Amplification & Mesh Shaders

Exploring the power and usecases of amplification- and mesh-shaders.
In this case to render wasteful amounts of terrain and foliage.

Mesh shader, and by extension amplification shaders, are a more often than not overlooked alternative to the regular geometry pipeline, and hold some distinct but rather tricky-to-utilize advantages. With this test, we wanted to see how they work, how easy they are to implement, and to note which gotchas they have.

Theory:

These shaders work almost exactly like compute shaders, where a set number of threads are defined, which is then scaled on the CPU’s side via launching thread groups. The first and foremost difference lies in the fact that you can define output geometry data from these threads. This comes with a lot of caveats but still, that’s super neat!

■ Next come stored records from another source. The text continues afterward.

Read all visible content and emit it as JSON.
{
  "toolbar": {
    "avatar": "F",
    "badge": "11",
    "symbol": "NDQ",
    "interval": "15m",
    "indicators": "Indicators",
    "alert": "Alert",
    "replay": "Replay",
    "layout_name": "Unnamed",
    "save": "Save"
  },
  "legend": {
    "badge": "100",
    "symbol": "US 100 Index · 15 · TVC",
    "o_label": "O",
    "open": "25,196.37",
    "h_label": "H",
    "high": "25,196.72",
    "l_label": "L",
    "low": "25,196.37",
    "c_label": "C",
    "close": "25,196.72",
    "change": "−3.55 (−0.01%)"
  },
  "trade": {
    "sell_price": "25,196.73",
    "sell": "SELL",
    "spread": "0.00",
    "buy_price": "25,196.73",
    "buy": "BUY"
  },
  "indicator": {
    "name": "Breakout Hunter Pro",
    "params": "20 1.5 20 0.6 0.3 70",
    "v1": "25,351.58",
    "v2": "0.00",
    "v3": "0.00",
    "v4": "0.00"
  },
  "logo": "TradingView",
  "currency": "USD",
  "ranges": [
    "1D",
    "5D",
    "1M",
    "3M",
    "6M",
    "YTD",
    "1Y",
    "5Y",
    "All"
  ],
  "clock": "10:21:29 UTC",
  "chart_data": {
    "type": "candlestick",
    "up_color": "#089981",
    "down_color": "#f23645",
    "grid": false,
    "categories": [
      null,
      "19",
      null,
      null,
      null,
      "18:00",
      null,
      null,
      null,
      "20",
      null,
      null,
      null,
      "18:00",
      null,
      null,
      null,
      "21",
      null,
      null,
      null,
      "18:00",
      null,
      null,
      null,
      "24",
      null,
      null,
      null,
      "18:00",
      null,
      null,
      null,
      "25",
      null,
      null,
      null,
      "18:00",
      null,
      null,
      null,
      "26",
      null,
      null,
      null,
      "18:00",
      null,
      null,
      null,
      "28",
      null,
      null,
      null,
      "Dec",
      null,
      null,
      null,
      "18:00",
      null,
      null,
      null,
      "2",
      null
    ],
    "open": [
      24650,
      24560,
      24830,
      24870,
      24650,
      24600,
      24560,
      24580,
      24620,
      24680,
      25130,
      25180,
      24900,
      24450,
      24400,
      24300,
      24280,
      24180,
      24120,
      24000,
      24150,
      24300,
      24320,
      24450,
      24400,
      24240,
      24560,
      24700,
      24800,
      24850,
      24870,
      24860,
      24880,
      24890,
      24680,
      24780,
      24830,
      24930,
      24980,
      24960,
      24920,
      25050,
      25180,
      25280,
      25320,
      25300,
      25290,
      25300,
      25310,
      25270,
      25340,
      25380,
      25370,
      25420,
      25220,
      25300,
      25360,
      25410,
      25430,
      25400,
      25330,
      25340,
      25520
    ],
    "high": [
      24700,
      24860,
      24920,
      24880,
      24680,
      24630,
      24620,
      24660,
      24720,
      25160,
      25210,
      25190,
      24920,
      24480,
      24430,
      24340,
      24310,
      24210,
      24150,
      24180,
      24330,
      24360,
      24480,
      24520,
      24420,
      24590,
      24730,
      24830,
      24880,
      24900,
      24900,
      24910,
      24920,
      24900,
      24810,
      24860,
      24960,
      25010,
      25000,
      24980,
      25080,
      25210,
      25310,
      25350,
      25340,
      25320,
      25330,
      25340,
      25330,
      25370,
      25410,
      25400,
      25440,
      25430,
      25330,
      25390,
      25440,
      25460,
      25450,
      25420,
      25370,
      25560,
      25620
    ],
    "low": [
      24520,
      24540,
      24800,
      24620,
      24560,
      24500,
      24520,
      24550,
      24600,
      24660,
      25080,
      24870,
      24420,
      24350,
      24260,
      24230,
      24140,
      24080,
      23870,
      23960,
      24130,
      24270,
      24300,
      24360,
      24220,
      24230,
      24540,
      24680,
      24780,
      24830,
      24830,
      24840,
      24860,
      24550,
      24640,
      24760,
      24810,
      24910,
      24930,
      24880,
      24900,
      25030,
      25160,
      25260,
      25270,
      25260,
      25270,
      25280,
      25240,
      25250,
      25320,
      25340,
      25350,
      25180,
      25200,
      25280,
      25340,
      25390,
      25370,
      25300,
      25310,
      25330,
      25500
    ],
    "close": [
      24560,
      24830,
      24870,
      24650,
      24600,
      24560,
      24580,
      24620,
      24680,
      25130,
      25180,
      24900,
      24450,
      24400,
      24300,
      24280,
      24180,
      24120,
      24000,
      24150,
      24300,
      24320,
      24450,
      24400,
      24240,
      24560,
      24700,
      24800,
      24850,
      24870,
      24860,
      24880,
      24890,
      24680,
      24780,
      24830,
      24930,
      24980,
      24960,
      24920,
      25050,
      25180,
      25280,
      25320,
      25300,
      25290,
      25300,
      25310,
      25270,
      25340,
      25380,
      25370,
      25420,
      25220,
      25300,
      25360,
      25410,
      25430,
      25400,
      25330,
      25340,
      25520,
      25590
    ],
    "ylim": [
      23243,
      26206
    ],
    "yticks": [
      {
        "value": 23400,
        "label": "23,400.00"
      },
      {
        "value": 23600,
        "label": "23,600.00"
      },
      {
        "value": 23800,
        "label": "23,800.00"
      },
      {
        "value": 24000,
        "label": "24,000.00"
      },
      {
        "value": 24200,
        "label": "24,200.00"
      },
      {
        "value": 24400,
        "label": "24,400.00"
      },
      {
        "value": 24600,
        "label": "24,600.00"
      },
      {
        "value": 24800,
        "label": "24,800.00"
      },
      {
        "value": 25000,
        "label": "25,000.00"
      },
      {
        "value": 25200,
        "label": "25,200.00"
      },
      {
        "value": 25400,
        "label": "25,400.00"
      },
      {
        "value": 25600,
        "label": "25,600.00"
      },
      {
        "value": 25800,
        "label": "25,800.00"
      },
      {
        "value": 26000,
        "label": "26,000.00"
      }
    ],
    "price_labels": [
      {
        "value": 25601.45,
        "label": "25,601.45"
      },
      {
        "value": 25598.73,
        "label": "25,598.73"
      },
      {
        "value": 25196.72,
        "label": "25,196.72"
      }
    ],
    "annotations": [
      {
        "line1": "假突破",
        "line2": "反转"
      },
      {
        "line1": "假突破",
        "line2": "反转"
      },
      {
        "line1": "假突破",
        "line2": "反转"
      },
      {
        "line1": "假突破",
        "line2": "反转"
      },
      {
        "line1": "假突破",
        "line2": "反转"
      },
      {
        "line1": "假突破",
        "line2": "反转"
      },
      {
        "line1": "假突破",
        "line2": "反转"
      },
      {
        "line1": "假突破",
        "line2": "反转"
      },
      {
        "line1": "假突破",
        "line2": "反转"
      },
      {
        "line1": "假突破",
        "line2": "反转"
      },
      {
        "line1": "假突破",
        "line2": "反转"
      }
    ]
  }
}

First and foremost, you must consider the limits of your individual thread groups, we can’t just output infinite geometry, after all. At the end of the day, there are still physical limits to our GPUs, and in this case that is in the array size of 256 verts and 256 prims. Besides this, the total output data size must not eclipse 32kb in the mesh shader, nor 16kb for the amplification shader, and combined, these must not exceed 47kb either. This is per instance (thread group), of course.

With that out of the way, let’s discuss how these two shaders work together. The mesh shader itself is a replacement for the whole geometry pipeline, replacing your: input assembler, vertex shaders, geometry shaders, hull shaders, and domain shader. Only from the rasteriser onwards does the traditional pipeline kick back in. The amplification shader is an optional step that can be launched before the mesh shaders. It exists so the user can prepare data and properly allocate the correct number of thread groups. Each thread group has one amplification shader, but this can spawn many mesh shader thread groups. This is done via the “DispatchMesh” function, which is groupshared and must be uniformly called.

Why would you ever need to do this though? Well, it can, for example: allow you to do occlusion querying on the GPU, or spawn multiple instances, i.e. allocate dynamic amounts of work and still efficiently utilise shader occupancy. This is further aided by the “SetMeshOutputCounts” in the mesh shader, which tells the rasteriser beforehand how much memory to allocate, improving performance.

All of this is quite important since these types of shaders are not very good at doing asynchronous work. So, you must launch as much of it in one go as possible to properly utilise your performance. Not to mention the concept of the geometry engine and the localizing of indices and vertices.

In short, for each thread group you define your vertices and indices locally, rather than as you would for a regular mesh. Now over many years, programmers have worked to make mesh compilers good at ordering this stuff, so that you have the least possible duplicate data, but also the least possible duplicate data in these thread groups. This is important, as it would impact the rasteriser’s performance otherwise, having to shade more verts or indices. But us assembling this stuff on the fly, of course, doesn’t keep these optimisations in mind. That’s why it is important to read up on the geometry engine and its optimal functioning.

In conclusion, theory wise, very cool! But it has really only proper use-cases for systems of scale: grass rendering, terrain, etc... Due to the lack of parallelisation.

Implementation:

Phew, after a book worth of incomplete theory, I do want to show some implementation as well. For this, I ended up using GIGI , a cool program developed by EA that handles all the boilerplate via a node-based graph. Additionally, to keep it simple and straightforward, I opted to only use mesh shaders. Otherwise, a lot more indirections must get sorted, which is not particularly the point. To start, one group with 4 blades of grass, each having 11 triangles.

Really, if it is possible to render more than one blade, then the question becomes what our limit at this early stage is. An example of 1000 blades, running with no issues:

You can, of course, add many, many more. Personally, I only had issues after 600,000. Once you add some more vertex data and features, this number will decrease. But we are handling the rendering quite inefficiently. Remember that we want to try and maximise wave occupancy, and so we should try and render more blades per thread group. Here you can see the difference easily; tris are coloured based on their group ID.

I try to call these combined blades of grass “patches” to make them a little more distinct. Really, we want to use wave occupancy as effectively as possible, but in this case, I do also want to show what is possible. For example, LOD selection. This should be done in an amplification shader, so that we don’t waste resources. But it doesn’t matter too much since we are going to use the same number of groups anyhow. LOD0 is red, LOD1 is green, and LOD2 is blue.

Putting this stuff together, with also a secondary mesh which we can swap between at random, we can create a packed meadow. Although it really still needs some terrain and sky to tie it all together.

This is easily achievable; the terrain can also be handled by a mesh shader since it is just a set of repeating quads. The furthest quads can be moved to the end of the terrain the camera is moving towards. Variation is also easy we can simply adjust the y-axis of the verts based on their xz-axes. The sky is just handled via a full-screen compute shader.

Viewmodes:

Having all this geometry, I did also make some viewmodes, to more easily debug what's going on. These are debug viewmodes for:
Vertex Color, Normals, TypeID, LODs, Position UV, Group Coloring, and VertexID.